Image sequences can be sliced like any other sequence in Python. For example, the following obtains the first four frames in the animation:

start_frames = explosion_seq[:4]

For efficient rendering, you should use a TextureGrid. This uses a single texture for the grid, and each individual image returned from a slice will be a TextureRegion:

explosion_tex_seq = image.TextureGrid(explosion_seq)

Because TextureGrid is also a Texture, you can use it either as individual images or as the whole grid at once.

3D textures

TextureGrid is extremely efficient for drawing many sprites from a single texture. One problem you may encounter, however, is bleeding between adjacent images.

When OpenGL renders a texture to the screen, by default it obtains each pixel colour by interpolating nearby texels. You can disable this behaviour by switching to the GL_NEAREST interpolation mode, however you then lose the benefits of smooth scaling, distortion, rotation and sub-pixel positioning.

You can alleviate the problem by always leaving a 1-pixel clear border around each image frame. This will not solve the problem if you are using mipmapping, however. At this stage you will need a 3D texture.

You can create a 3D texture from any sequence of images, or from an ImageGrid. The images must all be of the same dimension, however they need not be powers of two (pyglet takes care of this by returning TextureRegion as with a regular Texture).

In the following example, the explosion texture from above is uploaded into a 3D texture:

explosion_3d = pyglet.image.Texture3D.create_for_image_grid(explosion_seq)
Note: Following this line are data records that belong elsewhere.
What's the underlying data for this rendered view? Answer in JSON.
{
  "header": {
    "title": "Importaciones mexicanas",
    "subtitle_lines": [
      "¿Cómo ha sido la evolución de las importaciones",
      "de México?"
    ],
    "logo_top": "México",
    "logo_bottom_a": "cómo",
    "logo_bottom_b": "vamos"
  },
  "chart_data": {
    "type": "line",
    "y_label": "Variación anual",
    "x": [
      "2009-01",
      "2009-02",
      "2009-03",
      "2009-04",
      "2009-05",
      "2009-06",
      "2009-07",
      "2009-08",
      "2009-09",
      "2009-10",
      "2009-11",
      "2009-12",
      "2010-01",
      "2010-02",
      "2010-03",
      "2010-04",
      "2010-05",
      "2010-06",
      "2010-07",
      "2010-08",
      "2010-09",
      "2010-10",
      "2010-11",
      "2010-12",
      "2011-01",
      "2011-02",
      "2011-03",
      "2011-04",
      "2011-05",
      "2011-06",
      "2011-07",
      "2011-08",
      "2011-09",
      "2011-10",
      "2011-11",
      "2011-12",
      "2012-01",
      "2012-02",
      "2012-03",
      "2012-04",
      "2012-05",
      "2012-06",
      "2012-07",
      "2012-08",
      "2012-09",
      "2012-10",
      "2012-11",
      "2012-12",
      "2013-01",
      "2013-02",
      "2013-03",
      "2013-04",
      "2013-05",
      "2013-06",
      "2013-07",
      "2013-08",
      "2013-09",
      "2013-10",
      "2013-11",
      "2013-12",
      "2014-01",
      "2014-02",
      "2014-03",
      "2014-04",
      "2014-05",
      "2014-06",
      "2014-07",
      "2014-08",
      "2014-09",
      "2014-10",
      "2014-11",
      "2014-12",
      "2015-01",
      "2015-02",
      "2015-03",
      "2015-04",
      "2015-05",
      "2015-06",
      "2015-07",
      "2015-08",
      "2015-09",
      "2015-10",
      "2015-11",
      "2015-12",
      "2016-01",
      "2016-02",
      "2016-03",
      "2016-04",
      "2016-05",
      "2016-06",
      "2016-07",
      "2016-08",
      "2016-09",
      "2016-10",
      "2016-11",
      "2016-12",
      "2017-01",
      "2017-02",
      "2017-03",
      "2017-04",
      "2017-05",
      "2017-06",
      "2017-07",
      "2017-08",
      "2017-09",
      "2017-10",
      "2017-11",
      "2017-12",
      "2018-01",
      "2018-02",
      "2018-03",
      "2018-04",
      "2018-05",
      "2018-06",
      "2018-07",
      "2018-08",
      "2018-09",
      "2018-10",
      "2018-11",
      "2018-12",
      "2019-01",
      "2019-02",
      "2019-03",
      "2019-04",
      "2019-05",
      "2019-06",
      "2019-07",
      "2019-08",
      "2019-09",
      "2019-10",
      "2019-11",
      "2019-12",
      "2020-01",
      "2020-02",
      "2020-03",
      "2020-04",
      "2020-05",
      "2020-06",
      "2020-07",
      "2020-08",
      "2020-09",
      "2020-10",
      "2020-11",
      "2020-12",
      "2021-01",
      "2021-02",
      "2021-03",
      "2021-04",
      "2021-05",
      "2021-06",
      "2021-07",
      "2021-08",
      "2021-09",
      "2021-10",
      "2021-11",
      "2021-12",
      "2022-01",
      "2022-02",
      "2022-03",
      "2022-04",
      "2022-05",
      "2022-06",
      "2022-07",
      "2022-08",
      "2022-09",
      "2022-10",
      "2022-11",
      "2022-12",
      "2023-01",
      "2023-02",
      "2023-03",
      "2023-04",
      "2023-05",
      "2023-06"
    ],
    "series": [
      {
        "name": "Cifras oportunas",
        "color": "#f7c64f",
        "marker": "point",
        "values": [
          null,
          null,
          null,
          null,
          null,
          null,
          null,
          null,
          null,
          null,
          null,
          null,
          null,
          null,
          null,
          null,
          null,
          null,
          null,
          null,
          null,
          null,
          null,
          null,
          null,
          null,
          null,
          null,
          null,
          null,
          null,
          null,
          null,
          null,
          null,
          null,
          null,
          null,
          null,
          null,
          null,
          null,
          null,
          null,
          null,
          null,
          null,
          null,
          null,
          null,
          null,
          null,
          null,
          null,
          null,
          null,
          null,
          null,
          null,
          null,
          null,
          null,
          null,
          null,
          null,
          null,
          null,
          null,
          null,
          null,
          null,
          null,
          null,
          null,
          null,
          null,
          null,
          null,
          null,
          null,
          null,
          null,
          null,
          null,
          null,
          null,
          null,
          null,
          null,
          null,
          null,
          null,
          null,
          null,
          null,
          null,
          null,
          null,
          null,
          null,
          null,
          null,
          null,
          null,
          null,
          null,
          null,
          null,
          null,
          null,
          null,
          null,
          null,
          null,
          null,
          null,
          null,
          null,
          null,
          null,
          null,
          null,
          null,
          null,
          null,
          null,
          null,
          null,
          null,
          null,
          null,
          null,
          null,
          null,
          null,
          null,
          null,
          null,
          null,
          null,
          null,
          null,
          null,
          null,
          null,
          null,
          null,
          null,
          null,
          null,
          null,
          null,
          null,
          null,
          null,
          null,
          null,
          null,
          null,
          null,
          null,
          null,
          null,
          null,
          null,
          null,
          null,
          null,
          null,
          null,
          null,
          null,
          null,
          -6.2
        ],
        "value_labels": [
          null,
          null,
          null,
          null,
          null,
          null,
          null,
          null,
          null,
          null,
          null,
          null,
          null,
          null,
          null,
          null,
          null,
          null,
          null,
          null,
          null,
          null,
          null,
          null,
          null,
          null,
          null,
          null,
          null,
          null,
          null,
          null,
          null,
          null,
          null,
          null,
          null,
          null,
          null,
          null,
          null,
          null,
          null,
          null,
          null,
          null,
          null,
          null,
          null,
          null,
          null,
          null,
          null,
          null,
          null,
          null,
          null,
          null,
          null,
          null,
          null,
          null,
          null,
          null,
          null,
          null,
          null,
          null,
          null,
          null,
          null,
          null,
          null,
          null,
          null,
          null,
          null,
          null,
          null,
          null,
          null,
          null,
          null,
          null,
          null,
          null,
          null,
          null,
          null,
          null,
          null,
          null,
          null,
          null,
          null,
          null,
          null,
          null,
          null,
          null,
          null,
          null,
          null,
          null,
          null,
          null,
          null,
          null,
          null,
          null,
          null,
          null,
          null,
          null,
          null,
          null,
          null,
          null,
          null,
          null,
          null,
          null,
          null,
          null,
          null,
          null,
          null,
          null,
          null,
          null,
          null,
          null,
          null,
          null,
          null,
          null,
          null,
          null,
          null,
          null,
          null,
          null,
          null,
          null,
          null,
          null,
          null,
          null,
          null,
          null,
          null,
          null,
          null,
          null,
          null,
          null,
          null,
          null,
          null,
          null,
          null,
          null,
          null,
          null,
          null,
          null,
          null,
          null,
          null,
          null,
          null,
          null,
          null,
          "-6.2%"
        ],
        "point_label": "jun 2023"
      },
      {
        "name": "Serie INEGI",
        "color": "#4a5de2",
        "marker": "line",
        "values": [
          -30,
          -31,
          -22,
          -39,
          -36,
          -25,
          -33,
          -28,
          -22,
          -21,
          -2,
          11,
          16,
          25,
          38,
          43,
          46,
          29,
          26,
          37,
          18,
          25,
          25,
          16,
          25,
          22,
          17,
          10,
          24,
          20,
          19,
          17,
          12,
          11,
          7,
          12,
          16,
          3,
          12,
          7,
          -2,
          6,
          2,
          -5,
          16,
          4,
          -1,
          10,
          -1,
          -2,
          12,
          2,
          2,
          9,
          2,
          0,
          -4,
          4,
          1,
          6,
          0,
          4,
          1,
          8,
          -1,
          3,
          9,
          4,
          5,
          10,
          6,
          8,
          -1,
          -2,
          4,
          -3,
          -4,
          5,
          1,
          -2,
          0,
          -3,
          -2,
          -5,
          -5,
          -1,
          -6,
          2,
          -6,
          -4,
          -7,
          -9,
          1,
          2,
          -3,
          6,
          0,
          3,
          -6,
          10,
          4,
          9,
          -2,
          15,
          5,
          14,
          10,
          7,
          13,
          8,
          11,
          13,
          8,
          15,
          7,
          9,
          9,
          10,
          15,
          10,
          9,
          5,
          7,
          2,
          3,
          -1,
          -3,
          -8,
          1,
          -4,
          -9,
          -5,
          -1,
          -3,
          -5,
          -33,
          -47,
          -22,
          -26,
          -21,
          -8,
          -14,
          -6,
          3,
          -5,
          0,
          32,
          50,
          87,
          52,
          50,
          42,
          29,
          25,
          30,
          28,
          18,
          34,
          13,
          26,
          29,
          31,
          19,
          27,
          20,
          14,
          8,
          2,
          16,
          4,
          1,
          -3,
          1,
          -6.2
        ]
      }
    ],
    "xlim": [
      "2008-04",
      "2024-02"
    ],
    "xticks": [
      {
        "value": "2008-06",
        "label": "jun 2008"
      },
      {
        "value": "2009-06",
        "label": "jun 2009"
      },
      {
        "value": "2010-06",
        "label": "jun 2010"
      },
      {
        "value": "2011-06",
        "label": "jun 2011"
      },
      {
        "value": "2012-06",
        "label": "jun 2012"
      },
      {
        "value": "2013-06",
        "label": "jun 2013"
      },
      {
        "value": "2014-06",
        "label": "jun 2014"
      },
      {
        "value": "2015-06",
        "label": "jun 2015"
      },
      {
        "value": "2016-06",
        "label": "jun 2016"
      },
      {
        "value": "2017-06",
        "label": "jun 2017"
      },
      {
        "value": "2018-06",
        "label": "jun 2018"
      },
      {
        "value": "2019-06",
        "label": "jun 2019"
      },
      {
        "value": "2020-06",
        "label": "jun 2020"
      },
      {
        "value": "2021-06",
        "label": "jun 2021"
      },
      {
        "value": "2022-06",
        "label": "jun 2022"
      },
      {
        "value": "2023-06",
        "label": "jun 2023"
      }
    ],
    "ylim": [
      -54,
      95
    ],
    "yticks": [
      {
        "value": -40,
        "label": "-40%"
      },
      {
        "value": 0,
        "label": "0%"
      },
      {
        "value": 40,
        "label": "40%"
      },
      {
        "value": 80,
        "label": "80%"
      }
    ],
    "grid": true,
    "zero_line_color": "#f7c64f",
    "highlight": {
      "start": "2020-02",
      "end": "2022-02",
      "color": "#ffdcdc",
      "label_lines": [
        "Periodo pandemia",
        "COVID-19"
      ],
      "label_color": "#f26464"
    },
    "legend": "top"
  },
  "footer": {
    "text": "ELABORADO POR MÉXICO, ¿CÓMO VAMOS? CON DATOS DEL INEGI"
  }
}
You could also have stored each image as a separate file and used Texture3D.create_for_images to create the 3D texture.

Once created, a 3D texture behaves like any other ImageSequence; slices return TextureRegion for an image plane within the texture. Unlike a TextureGrid, though, you cannot blit a Texture3D in its entirety.

Texture bins and atlases

Image grids are useful when the artist has good tools to construct the larger images of the appropriate format, and the contained images all have the same size. However it is often simpler to keep individual images as separate files on disk, and only combine them into larger textures at runtime for efficiency.

A TextureAtlas is initially an empty texture, but images of any size can be added to it at any time. The atlas takes care of tracking the "free" areas within the texture, and of placing images at appropriate locations within the texture to avoid overlap.

It's possible for a TextureAtlas to run out of space for new images, so applications will need to either know the correct size of the texture to allocate initally, or maintain multiple atlases as each one fills up.

The TextureBin class provides a simple means to manage multiple atlases. The following example loads a list of images, then inserts those images into a texture bin. The resulting list is a list of TextureRegion images that map into the larger shared texture atlases:

images = [
    pyglet.image.load('img1.png'),
    pyglet.image.load('img2.png'),
    # ...
]

bin = pyglet.image.atlas.TextureBin()
images = [bin.add(image) for image in images]

The pyglet.resource module (see Application resources) uses texture bins internally to efficiently pack images automatically.